Оборотная сторона полуночи - Шелдон Сидни. Страница 27

Ее ухажер запротестовал.

– Ведь у нас с тобой еще ничего не было, – сказал он. – Посмотри на них.

Суси и ее кавалер лежали на кровати и страстно обнимались.

Партнер Кэтрин крепко сжал ей руку.

– Скоро начнется война, – начал он откровенно.

Не успела Кэтрин освободить руку, как курсант положил ее себе между ног так, чтобы она почувствовала его напряженный член.

– Ты же не пошлешь человека в бой в таком состоянии, правда?

Кэтрин вырвала руку и старалась держаться спокойно.

– Я много думала об этом, – ответила она ровным голосом, – и решила, что лягу только с тем, кто получит ранение на фронте.

Она повернулась, ушла к себе в спальню и закрылась на ключ. Ей было трудно заснуть. Лежа в постели, Кэтрин обращалась мыслями к Уильяму Фрэзеру, своей новой работе и половому возбуждению молодого курсанта. Через час после того, как она легла спать, вовсю заскрипели пружины в кровати Суси, и заснуть уже было невозможно.

В половине девятого утра Кэтрин пришла в свою новую контору. Дверь уже кто-то отпер, и в приемной горел свет. Из кабинета доносился мужской голос, и Кэтрин направилась туда.

За рабочим столом сидел Уильям Фрэзер и что-то наговаривал в диктофон. Он посмотрел на Кэтрин и выключил его.

– Раненько вы заявились, – заметил он.

– Прежде чем приступить к работе, я хотела осмотреться и определить свое место.

– Садитесь. – (Что-то в его тоне озадачило Кэтрин. Ей показалось, что он разозлился. Кэтрин села.) – Я не люблю людей, которые суют нос не в свои дела, мисс Александер.

Кэтрин почувствовала, что у нее запылали щеки.

– Я... я не понимаю.

– Вашингтон – город маленький. В сущности, его и городом-то назвать нельзя. Это просто захолустная деревня. Здесь вы и шагу не ступите без того, чтобы через пять минут об этом не стало известно всем.

– Я все еще не...

– Издатель газеты «Вашингтон пост» позвонил мне через две минуты после того, как вы появились там, и спросил, зачем моей секретарше понадобились исчерпывающие сведения о моей персоне.

Кэтрин была поражена и не знала, что сказать.

– Ну как, вы узнали все сплетни обо мне, которые вас интересовали?

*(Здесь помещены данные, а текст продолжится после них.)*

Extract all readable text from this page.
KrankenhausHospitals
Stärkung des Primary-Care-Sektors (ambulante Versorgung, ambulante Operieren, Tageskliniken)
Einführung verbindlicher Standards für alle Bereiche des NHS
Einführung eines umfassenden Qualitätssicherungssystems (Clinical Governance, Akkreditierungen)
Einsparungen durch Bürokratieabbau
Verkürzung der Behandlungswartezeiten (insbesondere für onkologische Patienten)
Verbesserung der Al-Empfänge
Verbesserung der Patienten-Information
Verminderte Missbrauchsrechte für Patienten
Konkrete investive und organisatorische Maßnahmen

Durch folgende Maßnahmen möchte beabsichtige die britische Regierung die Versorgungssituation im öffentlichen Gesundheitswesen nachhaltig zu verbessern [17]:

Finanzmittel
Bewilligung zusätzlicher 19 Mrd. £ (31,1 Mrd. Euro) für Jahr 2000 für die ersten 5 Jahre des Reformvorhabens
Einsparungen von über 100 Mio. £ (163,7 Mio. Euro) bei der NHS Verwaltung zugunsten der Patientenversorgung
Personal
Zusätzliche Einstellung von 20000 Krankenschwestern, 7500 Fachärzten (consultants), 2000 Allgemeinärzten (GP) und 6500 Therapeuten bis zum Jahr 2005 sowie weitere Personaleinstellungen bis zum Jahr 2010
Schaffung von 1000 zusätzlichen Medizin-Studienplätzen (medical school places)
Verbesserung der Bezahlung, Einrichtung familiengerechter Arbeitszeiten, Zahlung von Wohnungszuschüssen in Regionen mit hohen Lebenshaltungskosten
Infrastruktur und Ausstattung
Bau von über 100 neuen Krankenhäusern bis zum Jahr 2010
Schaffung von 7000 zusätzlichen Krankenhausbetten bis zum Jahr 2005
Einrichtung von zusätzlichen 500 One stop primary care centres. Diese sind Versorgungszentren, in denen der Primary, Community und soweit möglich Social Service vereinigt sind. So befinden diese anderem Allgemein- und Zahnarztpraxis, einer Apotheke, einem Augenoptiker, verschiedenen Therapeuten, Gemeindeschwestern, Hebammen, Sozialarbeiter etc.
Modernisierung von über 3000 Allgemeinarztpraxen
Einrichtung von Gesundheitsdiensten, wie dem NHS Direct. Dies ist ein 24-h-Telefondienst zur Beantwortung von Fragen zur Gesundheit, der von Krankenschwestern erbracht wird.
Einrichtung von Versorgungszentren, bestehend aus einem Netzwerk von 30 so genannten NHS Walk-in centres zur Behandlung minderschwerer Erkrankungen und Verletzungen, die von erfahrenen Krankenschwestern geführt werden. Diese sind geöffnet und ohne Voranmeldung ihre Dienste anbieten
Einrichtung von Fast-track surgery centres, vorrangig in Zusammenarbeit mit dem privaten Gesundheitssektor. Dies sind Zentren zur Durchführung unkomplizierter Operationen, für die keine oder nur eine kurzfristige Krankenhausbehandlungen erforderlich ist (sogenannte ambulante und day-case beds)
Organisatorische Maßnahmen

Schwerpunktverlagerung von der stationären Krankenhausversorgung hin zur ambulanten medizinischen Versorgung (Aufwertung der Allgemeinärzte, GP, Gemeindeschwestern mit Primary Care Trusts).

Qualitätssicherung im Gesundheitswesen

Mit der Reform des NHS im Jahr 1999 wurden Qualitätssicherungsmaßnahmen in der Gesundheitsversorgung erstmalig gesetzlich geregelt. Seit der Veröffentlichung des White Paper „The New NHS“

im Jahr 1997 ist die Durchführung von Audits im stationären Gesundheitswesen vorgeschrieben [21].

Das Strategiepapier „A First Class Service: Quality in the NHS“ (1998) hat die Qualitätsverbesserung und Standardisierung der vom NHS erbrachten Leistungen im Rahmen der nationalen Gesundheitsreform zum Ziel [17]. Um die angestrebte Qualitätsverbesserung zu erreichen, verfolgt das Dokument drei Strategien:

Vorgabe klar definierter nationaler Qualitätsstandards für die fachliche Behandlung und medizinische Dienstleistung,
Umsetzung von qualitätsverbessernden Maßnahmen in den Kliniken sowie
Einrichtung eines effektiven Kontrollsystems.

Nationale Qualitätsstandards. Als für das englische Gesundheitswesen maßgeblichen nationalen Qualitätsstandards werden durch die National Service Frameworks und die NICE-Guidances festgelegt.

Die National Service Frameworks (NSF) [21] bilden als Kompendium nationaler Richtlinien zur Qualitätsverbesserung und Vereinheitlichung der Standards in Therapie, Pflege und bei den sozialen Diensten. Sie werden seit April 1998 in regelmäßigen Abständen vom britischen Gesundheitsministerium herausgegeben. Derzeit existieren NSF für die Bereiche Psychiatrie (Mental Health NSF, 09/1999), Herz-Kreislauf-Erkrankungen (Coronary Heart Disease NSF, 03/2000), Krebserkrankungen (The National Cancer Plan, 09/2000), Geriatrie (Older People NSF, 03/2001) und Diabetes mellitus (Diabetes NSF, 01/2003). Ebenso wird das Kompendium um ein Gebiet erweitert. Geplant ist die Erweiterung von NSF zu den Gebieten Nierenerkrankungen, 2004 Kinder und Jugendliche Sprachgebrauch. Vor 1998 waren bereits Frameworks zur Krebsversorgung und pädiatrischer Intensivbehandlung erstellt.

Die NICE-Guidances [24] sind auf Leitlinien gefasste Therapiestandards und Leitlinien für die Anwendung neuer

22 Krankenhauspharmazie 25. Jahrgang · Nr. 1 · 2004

Она вдруг почувствовала, что ее смущение перерастает в гнев.

– Я вовсе не шпионила за вами, не совала нос не в свое дело, – горячо возразила ему Кэтрин, – а просто хотела узнать, что вы за человек, поскольку мне предстояло с вами работать. – Голос у нее дрожал от негодования. – Полагаю, что хорошая секретарша должна приспособиться к тому, кто ее нанял, и мне нужно было знать, к чему мне придется приспосабливаться.

Фрэзер по-прежнему недовольно смотрел на нее.

Кэтрин с ненавистью во взгляде, пытаясь не расплакаться, продолжала:

– Вам больше не придется об этом беспокоиться, господин Фрэзер. Я увольняюсь.

Она повернулась и направилась к выходу.

– Сядьте, – приказал ей Фрэзер, и голос его подействовал на нее как удар кнута.

Потрясенная Кэтрин остановилась и оглянулась.

– Не выношу примадонн.

Она взглянула на него.

– Я не...

– Ну ладно, извините. Теперь присядьте, пожалуйста.

Он взял со стола свою трубку и закурил ее.

Кэтрин стояла перед ним, не зная, что делать. Ее так унизили.

– Не думаю, что у нас с вами что-нибудь получится, – начала она. – Я...

Фрэзер сделал затяжку и выбросил погасшую спичку.

– Конечно, получится, Кэтрин, – урезонивал он ее. – Вы не можете сейчас уволиться. Посмотрите-ка, скольких трудов мне стоит дисциплинировать новенькую девушку.

Кэтрин посмотрела на него и заметила веселые искорки в его светло-голубых глазах. Он улыбнулся, и Кэтрин тоже невольно изобразила на лице подобие улыбки. Он погрузился в кресло.

– Так-то лучше. Вам кто-нибудь говорил, что вы слишком чувствительны?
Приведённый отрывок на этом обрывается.